Observing that the World Bank is highly capital constrained, Jaitley said the IFC has no space to invest today even at low level volumes it has been doing for some years.
IBRD would not be able to maintain lending levels of even USD 20 billion per annum in two years’ time, he said.
To better reflect the increasing weight of Developing and Transition Countries (DTCs), their share and voice in the management of these institutions also needs to grow, Jaitley asserted.
“We should therefore plan to have a Selective Capital Increase (SCI) to raise Developing and Transition Countries (DTCs’) voting share to 50 per cent and a large general capital increase in IBRD and IFC for being able to finance USD 100 billion per annum going forward,” he said.
Jaitley stressed that the time has come for raising partnership of DTCs in the IBRD and IFC to 50 per cent.
This would require that the economic weight captured by GDP remain the primary factor in the formula, with share of purchasing power parity (PPP) based GDP of not less than 60 per cent.
IDA has enormously useful role in financing development in low income countries, but recognising IDA contributions in IBRD/IFC share capital has adverse impact on voting share of developing countries, he observed.
Therefore, it would be more than fair if a weight of not more than 10 per cent is given to IDA contributions in the dynamic formula, Jaitley said.
Such a weight should also recognise only recent contributions to act as rightful incentive for the emerging countries to contribute in IDA and should also recognise a multiplier based on burden share and generosity, he added.
“The formulation we have suggested is equitable, and recognises all contributions equally in accordance with capacity of each donor.

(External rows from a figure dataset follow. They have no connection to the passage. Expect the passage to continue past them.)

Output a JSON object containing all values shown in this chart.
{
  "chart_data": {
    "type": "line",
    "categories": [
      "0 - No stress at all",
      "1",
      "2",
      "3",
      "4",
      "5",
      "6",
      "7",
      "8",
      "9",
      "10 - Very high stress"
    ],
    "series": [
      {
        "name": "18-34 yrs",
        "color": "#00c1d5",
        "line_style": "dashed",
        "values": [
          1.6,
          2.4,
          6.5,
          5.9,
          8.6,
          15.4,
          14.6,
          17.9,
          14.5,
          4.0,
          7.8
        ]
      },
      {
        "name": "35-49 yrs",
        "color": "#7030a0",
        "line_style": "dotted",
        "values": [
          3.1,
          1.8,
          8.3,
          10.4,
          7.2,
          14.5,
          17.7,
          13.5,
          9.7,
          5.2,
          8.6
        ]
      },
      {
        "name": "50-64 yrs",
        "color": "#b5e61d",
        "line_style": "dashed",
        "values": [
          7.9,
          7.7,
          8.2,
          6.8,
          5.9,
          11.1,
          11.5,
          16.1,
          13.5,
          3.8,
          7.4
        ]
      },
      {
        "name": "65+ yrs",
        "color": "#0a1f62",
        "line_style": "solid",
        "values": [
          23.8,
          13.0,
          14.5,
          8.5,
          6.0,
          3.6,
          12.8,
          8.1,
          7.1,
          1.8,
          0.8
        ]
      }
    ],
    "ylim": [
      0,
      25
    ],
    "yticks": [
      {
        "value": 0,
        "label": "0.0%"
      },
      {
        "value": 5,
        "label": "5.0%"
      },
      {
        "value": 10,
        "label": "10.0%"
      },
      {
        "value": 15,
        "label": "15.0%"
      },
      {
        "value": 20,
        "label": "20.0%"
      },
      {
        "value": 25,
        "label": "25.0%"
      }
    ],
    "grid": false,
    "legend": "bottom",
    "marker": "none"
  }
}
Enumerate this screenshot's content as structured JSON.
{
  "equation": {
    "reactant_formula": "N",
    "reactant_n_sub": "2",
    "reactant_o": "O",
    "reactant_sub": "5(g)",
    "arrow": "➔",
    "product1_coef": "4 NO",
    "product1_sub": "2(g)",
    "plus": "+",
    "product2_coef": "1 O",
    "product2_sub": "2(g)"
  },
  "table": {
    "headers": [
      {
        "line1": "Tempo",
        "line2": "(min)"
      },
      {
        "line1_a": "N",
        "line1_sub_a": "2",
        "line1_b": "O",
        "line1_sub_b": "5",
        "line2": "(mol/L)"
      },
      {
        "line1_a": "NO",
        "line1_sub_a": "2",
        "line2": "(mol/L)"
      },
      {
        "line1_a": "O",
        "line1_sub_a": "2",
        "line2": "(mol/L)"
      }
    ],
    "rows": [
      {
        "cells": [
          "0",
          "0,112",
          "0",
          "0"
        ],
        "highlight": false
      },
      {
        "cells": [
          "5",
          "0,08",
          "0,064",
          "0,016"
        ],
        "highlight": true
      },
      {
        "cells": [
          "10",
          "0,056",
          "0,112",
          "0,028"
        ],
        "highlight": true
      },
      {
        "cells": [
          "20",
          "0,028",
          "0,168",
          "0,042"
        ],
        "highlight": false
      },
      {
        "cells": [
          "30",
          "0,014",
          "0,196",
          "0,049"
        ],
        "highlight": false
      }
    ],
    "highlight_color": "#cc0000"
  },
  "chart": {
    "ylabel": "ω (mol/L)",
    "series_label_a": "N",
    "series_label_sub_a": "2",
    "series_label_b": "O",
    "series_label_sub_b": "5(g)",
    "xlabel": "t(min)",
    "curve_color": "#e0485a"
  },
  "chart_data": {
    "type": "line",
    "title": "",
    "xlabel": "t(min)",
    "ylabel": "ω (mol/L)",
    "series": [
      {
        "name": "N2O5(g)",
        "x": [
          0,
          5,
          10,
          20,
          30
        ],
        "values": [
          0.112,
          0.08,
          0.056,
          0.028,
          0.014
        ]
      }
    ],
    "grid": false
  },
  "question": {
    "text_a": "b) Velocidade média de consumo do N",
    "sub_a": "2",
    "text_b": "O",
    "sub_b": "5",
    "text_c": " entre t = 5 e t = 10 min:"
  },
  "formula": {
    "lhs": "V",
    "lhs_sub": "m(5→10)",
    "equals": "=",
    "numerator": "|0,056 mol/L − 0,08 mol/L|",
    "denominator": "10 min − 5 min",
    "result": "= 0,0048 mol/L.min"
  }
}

We must also not lose sight of the fact that while there may be losers or gainers today, our collective negotiating power must be deployed to ensure a fair formula rather than to minimise losses and maximise gains in the current round,” Jaitley said.
“Once we have a fair formula, future shareholdings will automatically reflect the relative economic positions of the country in the interest of all shareholders,” he said.